9.4 trillion reasons why Europe needs a weak currency
Frankfurt (July 26) Continued ultraloose European Central Bank monetary policy, accompanied by a weak, or indeed weaker euro, must be an essential part of a euro zone policy toolkit being deployed to tackle a broader debt management issue than just that of Greece.
That has major implications for Asia's investors and manufacturers with euro zone exposure.
The currency bloc's latest response to Greece's problems illustrates the broader issues in a zone where government debt totalled €9.4 trillion (HK$79.9 trillion) at the end of the first quarter of this year.
Greece had a debt to gross domestic product ratio of 177.1 per cent at the end of last year, according to Eurostat, the European Union's statistics arm.
That is now set to rise to above 200 per cent in the next few years if the IMF's latest debt sustainability analysis, delivered to euro zone leaders during the latest talks on a possible new, Greek bailout, is accurate.
"Greece's public debt has become highly unsustainable" and "can now only be made sustainable through debt relief measures that go far beyond what Europe has been willing to consider so far," the International Monetary Fund bluntly concluded.
Yet the terms offered to Greece tellingly failed to incorporate the kind of debt relief envisaged by the IMF, instead incorporating a raft of austerity measures, and the sequestration of €50 billion of Greek public assets into a special privatisation fund as collateral for the proposed package of new loans.
The terms of the package have been deemed harsh, even humiliating, by some observers, and, although accepted by the Greek parliament, they will likely provoke resentment in Greece as a whole.
So why did the euro zone dictate a deal that can be portrayed as a humiliation for Greece but will also seemingly founder in the absence of the kind of debt relief felt necessary by the IMF?
It may be that the deal's architects felt the need to crush the Syriza-led Greek government's hopes for debt relief lest other countries might look for similar concessions.

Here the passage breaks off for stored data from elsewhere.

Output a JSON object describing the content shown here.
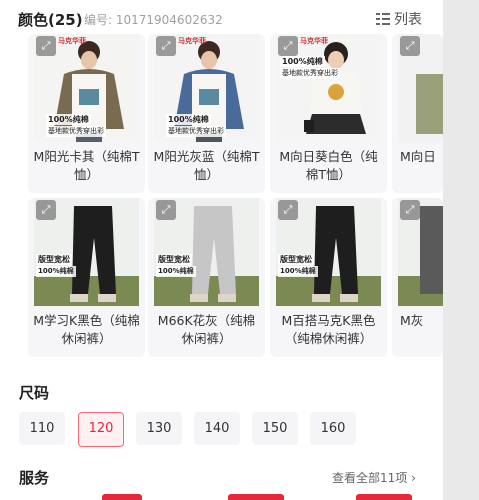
{
  "header": {
    "title": "颜色(25)",
    "code": "编号: 10171904602632",
    "list_toggle": "列表"
  },
  "colors": [
    {
      "label": "M阳光卡其（纯棉T恤）",
      "brand": "马克华菲",
      "tag1": "100%纯棉",
      "tag2": "基地款优秀穿出彩"
    },
    {
      "label": "M阳光灰蓝（纯棉T恤）",
      "brand": "马克华菲",
      "tag1": "100%纯棉",
      "tag2": "基地款优秀穿出彩"
    },
    {
      "label": "M向日葵白色（纯棉T恤）",
      "brand": "马克华菲",
      "tag1": "100%纯棉",
      "tag2": "基地款优秀穿出彩"
    },
    {
      "label": "M向日"
    },
    {
      "label": "M学习K黑色（纯棉休闲裤）",
      "tag1": "版型宽松",
      "tag2": "100%纯棉"
    },
    {
      "label": "M66K花灰（纯棉休闲裤）",
      "tag1": "版型宽松",
      "tag2": "100%纯棉"
    },
    {
      "label": "M百搭马克K黑色（纯棉休闲裤）",
      "tag1": "版型宽松",
      "tag2": "100%纯棉"
    },
    {
      "label": "M灰"
    }
  ],
  "sizes": {
    "title": "尺码",
    "options": [
      "110",
      "120",
      "130",
      "140",
      "150",
      "160"
    ],
    "selected": "120"
  },
  "service": {
    "title": "服务",
    "see_all": "查看全部11项 ›"
  },
  "accent_color": "#e6283a"
}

Italy and Portugal, for example, had respective debt to GDP ratios of 132.1 and 130.1 per cent at the end of last year, according to Eurostat.
But managing the euro zone's collective debt burden, when a number of member countries continue to confront the unavoidable fact that austerity policies hurt economic activity in the short term, necessitates monetary policy offsets that then feed through to the value of the euro.
As austerity programmes bear down on a country's fiscal deficit, the inevitable short-term consequences are higher unemployment and by extension lower domestic consumption.
Higher joblessness puts upward pressure on government-provided welfare payments at the same time as direct and indirect tax revenues are being hit by the rise in unemployment and the drop in consumption.
By suppressing interest rate levels, ultra-loose ECB monetary policy reduces debt servicing costs across the euro zone and helps to compensate countries going through the painful austerity process.
That in turn makes the euro less attractive compared to currencies offering higher yields, thus leading investors to reduce their estimation of the euro's value, with the effect that euro zone exports to the wider world become cheaper.
That rise in exports creates economic activity inside the euro zone, providing added benefit to countries going through the austerity process where domestic activity is subdued.
The euro zone exported €164.4 billion of goods to the rest of the world in May, compared with €160.2 billion in the same month last year.
During that period, the euro fell in value to the US and Hong Kong dollars to US$1.097 and HK$8.505, respectively, from US$1.3607 and HK$10.549 at the end of May last year.
It would be absurd not to consider at least some of the export growth was driven by pricing advantages offered by the weaker euro.
Either way, the drop in the euro's value will have hit Asian investors' portfolios, while Asian manufacturers have lost export competitiveness compared to their euro zone peers.
The weaker euro has helped the euro zone to increase its exports, thus exporting deflation overseas through exchange rate-influenced lower prices and, by eating into local manufacturers' markets, effectively steal someone else's economic growth.
If this was not bad enough for Asia, the necessity for ultraloose ECB monetary policy, and its accompanying euro weakness, as the euro zone's pursuit of structural reform will continue, with the euro's weakness only likely to be exacerbated when the US Federal Reserve raises interest rates.
Euro weakness should remain, posing challenges for Asia's manufacturers and Asian holders of euros.